Blinded By The Light: Movie Review


Musical superstar Bruce Springsteen, a central figure of importance to the young Javed. Bruce Springsteen performing at Roskilde Festival 2012. Photo credit: Bill Ebbesen. Via Creative Commons.

Audrey Maloney, Staff Writer

Blinded By The Light, a movie rated 88% by critics on Rotten Tomatoes, is a sweet-and-sour coming of age story of a young man named Javed. He is a Pakistani teen living in Luton, England who feels as though he is only what others see him as: an invader of their country, an outcast. When a fellow Pakistani student shares his Bruce Springsteen tapes, Javed feels like he has a personal connection to the struggles he writes about.

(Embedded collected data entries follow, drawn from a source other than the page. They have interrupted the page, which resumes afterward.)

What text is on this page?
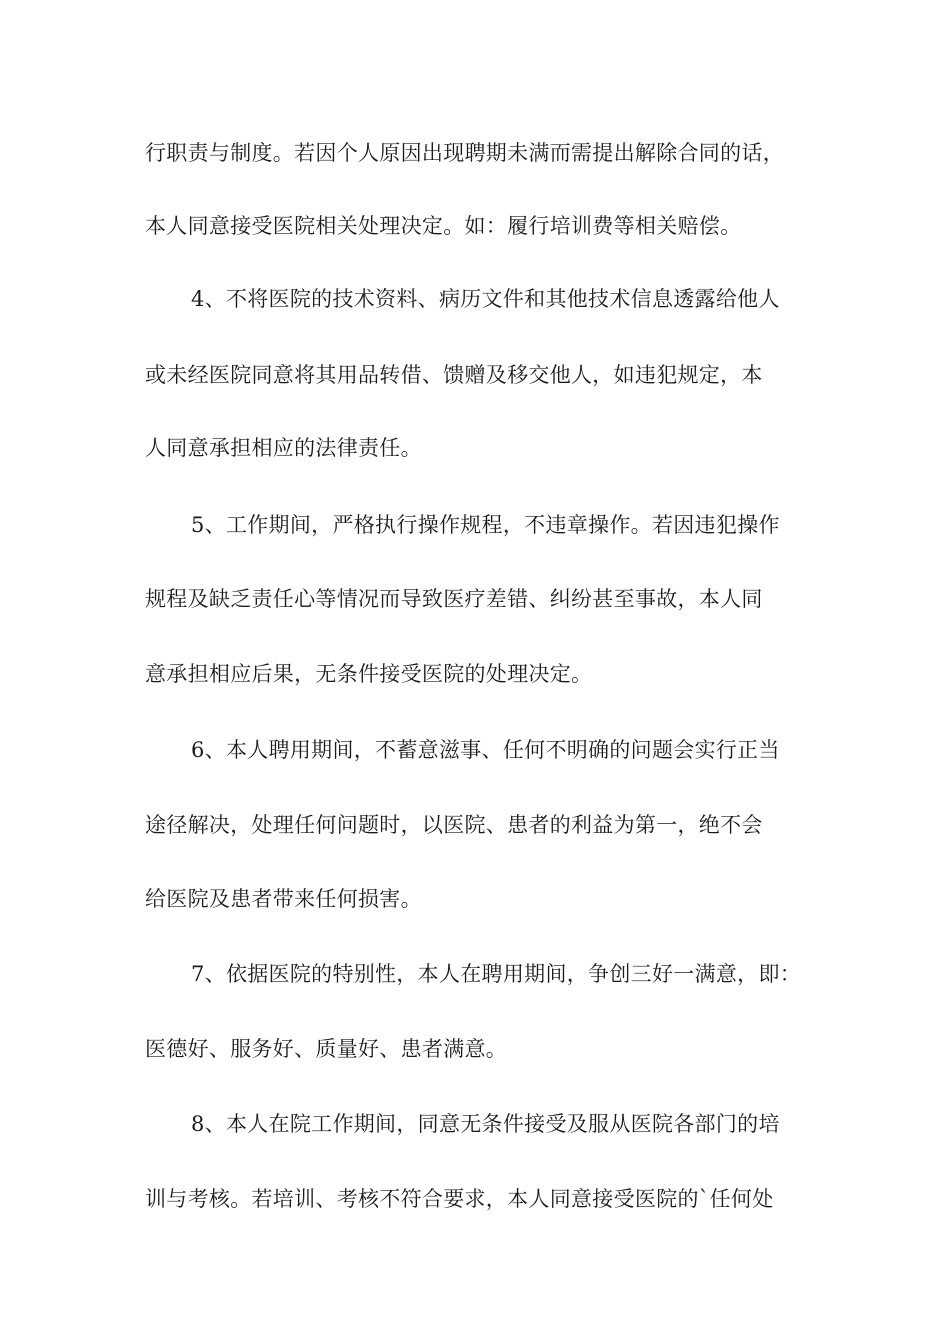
行职责与制度。若因个人原因出现聘期未满而需提出解除合同的话，
本人同意接受医院相关处理决定。如：履行培训费等相关赔偿。
4、不将医院的技术资料、病历文件和其他技术信息透露给他人
或未经医院同意将其用品转借、馈赠及移交他人，如违犯规定，本
人同意承担相应的法律责任。
5、工作期间，严格执行操作规程，不违章操作。若因违犯操作
规程及缺乏责任心等情况而导致医疗差错、纠纷甚至事故，本人同
意承担相应后果，无条件接受医院的处理决定。
6、本人聘用期间，不蓄意滋事、任何不明确的问题会实行正当
途径解决，处理任何问题时，以医院、患者的利益为第一，绝不会
给医院及患者带来任何损害。
7、依据医院的特别性，本人在聘用期间，争创三好一满意，即：
医德好、服务好、质量好、患者满意。
8、本人在院工作期间，同意无条件接受及服从医院各部门的培
训与考核。若培训、考核不符合要求，本人同意接受医院的`任何处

When he hears Springsteen’s music, he falls for Springsteen and the relationship he has with music and life and makes connections between his daily life and the lyrics. He falls in love, makes a new friend, experiences conflict, finds his purpose in life, and breaks racial barriers. 

I found this movie exceptional. The plot is excellent, the use of montages is nice, and Javed’s friend Ravi is quite relatable, especially to boys. The use of lyrics and light play is exceptional, and the recurring themes of the various struggles of the modern world fill out Ravi’s universe and make it relevant to today. 

However, no movie is perfect, and Blinded By The Light is no exception. In some parts of the movie, the dialogue was hard to hear, and there were a few plot twists that felt like they came out of nowhere. The motivations of characters sometimes aren’t well established, and there were some fairly large time gaps between some scenes.

Despite the negatives, this movie was truly amazing. The plot, montages, protagonist, lyrics, light play, and themes come together to form a compelling movie.